With both these systems in place, we are able to run DTF with no orchestrations stuck, without any manual steps for detection and mitigation. To bring this capability to all users of DTF users, proposing below change.

Proposals:

Adding control-queue monitor with dedicated orchestrator to each control-queue.

This change consists of 2 main portions:

  1. Addition of orchestration and its instances exactly one for each control-queue.

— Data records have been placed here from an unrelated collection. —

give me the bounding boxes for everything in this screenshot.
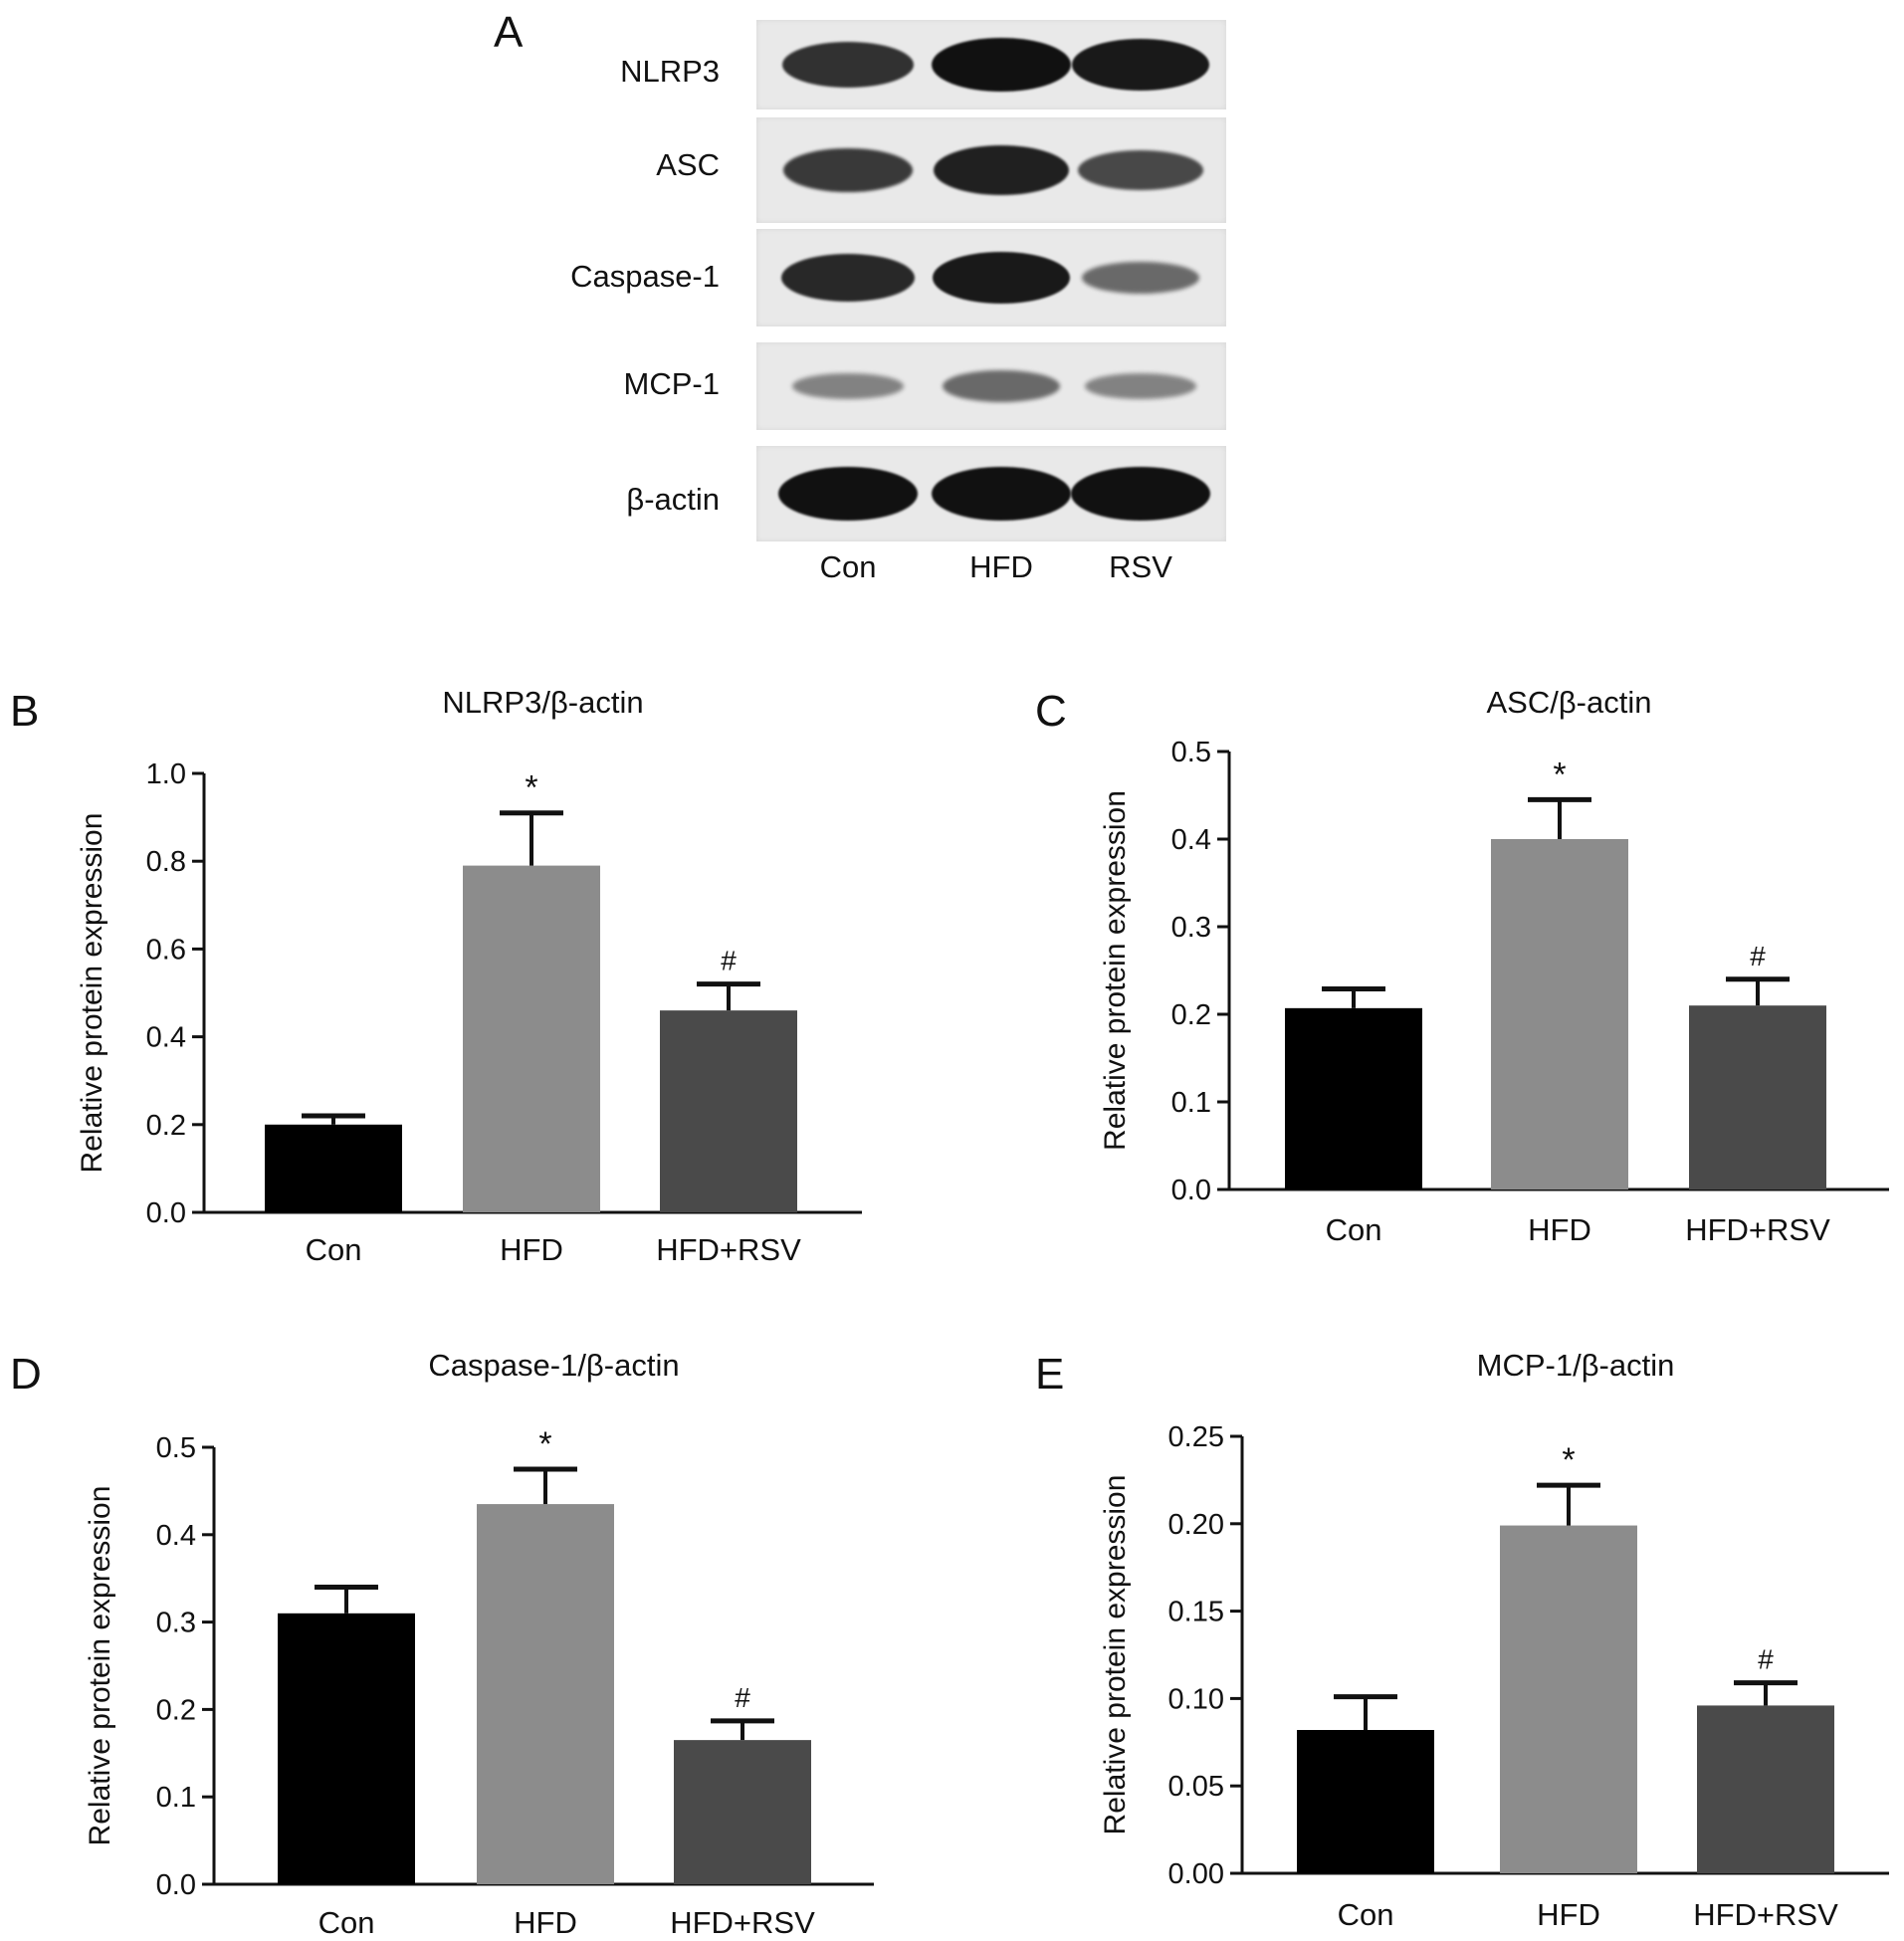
chart-d-caspase-1: Caspase-1/β-actin Relative protein expres… (84, 1348, 874, 1940)
blot-band-caspase-1-rsv (1082, 262, 1199, 294)
blot-label-beta-actin: β-actin (626, 482, 720, 517)
blot-band-asc-rsv (1078, 150, 1203, 190)
x-tick-label: Con (1338, 1897, 1394, 1932)
x-tick-label: HFD+RSV (1685, 1212, 1830, 1247)
x-tick-label: Con (318, 1905, 375, 1940)
chart-b-nlrp3: NLRP3/β-actin Relative protein expression… (76, 685, 862, 1267)
blot-band-mcp-1-rsv (1085, 373, 1196, 399)
bar-hfd (1500, 1525, 1637, 1873)
blot-band-nlrp3-con (782, 42, 914, 88)
blot-band-mcp-1-con (792, 373, 904, 399)
y-tick-label: 0.0 (146, 1197, 186, 1229)
bar-hfd-rsv (674, 1740, 811, 1884)
y-tick-label: 0.25 (1168, 1421, 1224, 1453)
blot-band-mcp-1-hfd (943, 370, 1060, 402)
y-tick-label: 0.15 (1168, 1597, 1224, 1628)
significance-marker: * (1553, 755, 1566, 793)
panel-letter-e: E (1035, 1350, 1065, 1399)
y-tick-label: 0.3 (1171, 912, 1211, 944)
x-tick-label: Con (306, 1232, 362, 1267)
y-axis-label: Relative protein expression (76, 813, 108, 1174)
y-tick-label: 0.1 (1171, 1087, 1211, 1119)
y-tick-label: 0.4 (1171, 824, 1211, 856)
y-tick-label: 0.0 (156, 1869, 196, 1901)
blot-band-caspase-1-con (781, 254, 915, 302)
significance-marker: * (525, 769, 537, 807)
bar-con (278, 1613, 415, 1884)
lane-label-rsv: RSV (1109, 549, 1172, 584)
significance-marker: # (735, 1682, 750, 1713)
chart-e-mcp-1: MCP-1/β-actin Relative protein expression… (1099, 1348, 1889, 1932)
blot-band-nlrp3-hfd (932, 38, 1071, 92)
blot-band--actin-hfd (932, 467, 1071, 521)
bar-hfd-rsv (1697, 1705, 1834, 1873)
bar-hfd-rsv (660, 1010, 797, 1212)
y-tick-label: 0.4 (146, 1022, 186, 1054)
blot-band-caspase-1-hfd (933, 252, 1070, 304)
bar-hfd (477, 1504, 614, 1884)
significance-marker: # (721, 946, 737, 976)
y-tick-label: 0.2 (146, 1110, 186, 1142)
bar-con (1285, 1007, 1422, 1189)
y-tick-label: 0.00 (1168, 1858, 1224, 1890)
blot-band-asc-con (783, 148, 913, 192)
blot-label-caspase-1: Caspase-1 (570, 259, 720, 294)
chart-title: MCP-1/β-actin (1477, 1348, 1675, 1383)
bar-hfd (1491, 839, 1628, 1189)
significance-marker: # (1758, 1644, 1774, 1675)
blot-band-nlrp3-rsv (1072, 39, 1209, 91)
panel-letter-d: D (10, 1350, 42, 1399)
panel-letter-c: C (1035, 687, 1067, 736)
bar-hfd (463, 865, 600, 1212)
x-tick-label: HFD+RSV (670, 1905, 815, 1940)
significance-marker: * (1562, 1441, 1575, 1479)
chart-title: NLRP3/β-actin (442, 685, 643, 720)
y-tick-label: 0.5 (1171, 737, 1211, 768)
x-tick-label: HFD (500, 1232, 563, 1267)
y-tick-label: 0.3 (156, 1608, 196, 1639)
y-tick-label: 0.8 (146, 846, 186, 878)
x-tick-label: HFD (514, 1905, 577, 1940)
x-tick-label: HFD (1537, 1897, 1600, 1932)
blot-band--actin-rsv (1071, 467, 1210, 521)
y-tick-label: 0.0 (1171, 1175, 1211, 1206)
bar-hfd-rsv (1689, 1005, 1826, 1189)
y-tick-label: 0.4 (156, 1520, 196, 1552)
y-axis-label: Relative protein expression (1099, 1475, 1132, 1835)
y-tick-label: 0.5 (156, 1432, 196, 1464)
y-tick-label: 0.20 (1168, 1509, 1224, 1541)
x-tick-label: HFD+RSV (656, 1232, 801, 1267)
y-tick-label: 0.6 (146, 934, 186, 966)
blot-label-mcp-1: MCP-1 (623, 366, 720, 401)
lane-label-con: Con (819, 549, 877, 584)
y-axis-label: Relative protein expression (1099, 790, 1132, 1151)
blot-label-nlrp3: NLRP3 (620, 54, 720, 89)
blot-label-asc: ASC (656, 147, 720, 182)
y-tick-label: 0.2 (156, 1694, 196, 1726)
significance-marker: # (1750, 941, 1766, 971)
blot-band--actin-con (778, 467, 918, 521)
x-tick-label: HFD (1528, 1212, 1591, 1247)
chart-c-asc: ASC/β-actin Relative protein expression 0.… (1099, 685, 1889, 1247)
y-tick-label: 0.10 (1168, 1683, 1224, 1715)
y-axis-label: Relative protein expression (84, 1486, 116, 1846)
chart-title: Caspase-1/β-actin (428, 1348, 679, 1383)
x-tick-label: Con (1326, 1212, 1382, 1247)
y-tick-label: 1.0 (146, 758, 186, 790)
x-tick-label: HFD+RSV (1693, 1897, 1838, 1932)
panel-letter-a: A (494, 8, 524, 57)
panel-letter-b: B (10, 687, 40, 736)
y-tick-label: 0.1 (156, 1782, 196, 1814)
lane-label-hfd: HFD (969, 549, 1033, 584)
bar-con (1297, 1730, 1434, 1873)
y-tick-label: 0.05 (1168, 1771, 1224, 1803)
bar-con (265, 1124, 402, 1212)
y-tick-label: 0.2 (1171, 999, 1211, 1031)
chart-title: ASC/β-actin (1487, 685, 1652, 720)
significance-marker: * (538, 1425, 551, 1463)
blot-band-asc-hfd (934, 145, 1069, 195)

    • This orchestrator (aka ControlQueueHeartbeatTaskOrchestrator) is very simple and quick to run.
    • It just waits for some interval (configurable) and logs a heartbeat message and continue itself as new.
    • It validates if the context is correct, just in case partition count changes (it assumes partition count doesn't change, otherwise it may result in closing off the orchestrators).
    • It provides a way for user to provide a delegate (callback) to run with each heartbeat.
    • This one gets the partition-count information and creates instance-ids such that one is allotted to each control-queue.
  2. Addition of a monitoring of these orchestrations from last processed time.

    • Now, with the instance id for each control-queue, it checks for last updated time of orchestration instance and uses it measuring against threshold.
    • If orchestration found stuck, appropriate message is logged.
    • This one does a bit more to find point in time owners of each control-queue, to pin the impacted taskhubworker owning the control-queue.
    • It also provides a way for user to provide delegate (callback) to run when it detect any anomaly, like stuck orchestration, fetching owner fails, fetching orchestration instance fails, or any of these times out).
davidmrdavid commented 2 months ago

Hi @pasaini-microsoft: Thanks for opening this PR. As we discussed internally, I'll loop in the other DTFx/DF maintainers for discussion regarding the scope of the PR, as well as the design. I'm personally most excited about the ability to create an instanceID targetting a specific partition, so at the very least I'd like to get that in.

It would help greatly if you could update the PR description to contain not just a list of the changes, but also a small motivation and background behind this change. For example, you can explain that you're using this utility in your own app to help you detect stuck orchestrations, and so on. Thanks!

jviau commented 2 months ago

I love the idea of monitoring partition queue processing, but I don't think via an orchestration is the right way to do this. This is a health check after all, and there is a health check ecosystem in .NET. We should evaluate leveraging that. Metrics (#785) may also be a good avenue for this feature.

https://www.nuget.org/packages/Microsoft.Extensions.Diagnostics.HealthChecks/9.0.0-preview.2.24128.4

pasaini-microsoft commented 2 months ago

I love the idea of monitoring partition queue processing, but I don't think via an orchestration is the right way to do this. This is a health check after all, and there is a health check ecosystem in .NET. We should evaluate leveraging that. Metrics (#785) may also be a good avenue for this feature.

https://www.nuget.org/packages/Microsoft.Extensions.Diagnostics.HealthChecks/9.0.0-preview.2.24128.4

Thanks jviau. The reason for using orchestration was to keep the detection as independent from control-queue processing system as possible. This helps detect if control-queue is stuck for any reason including if taskhubworker is just absent or some control-queue just missed to be owned by any worker. This basically helps avoid false negatives.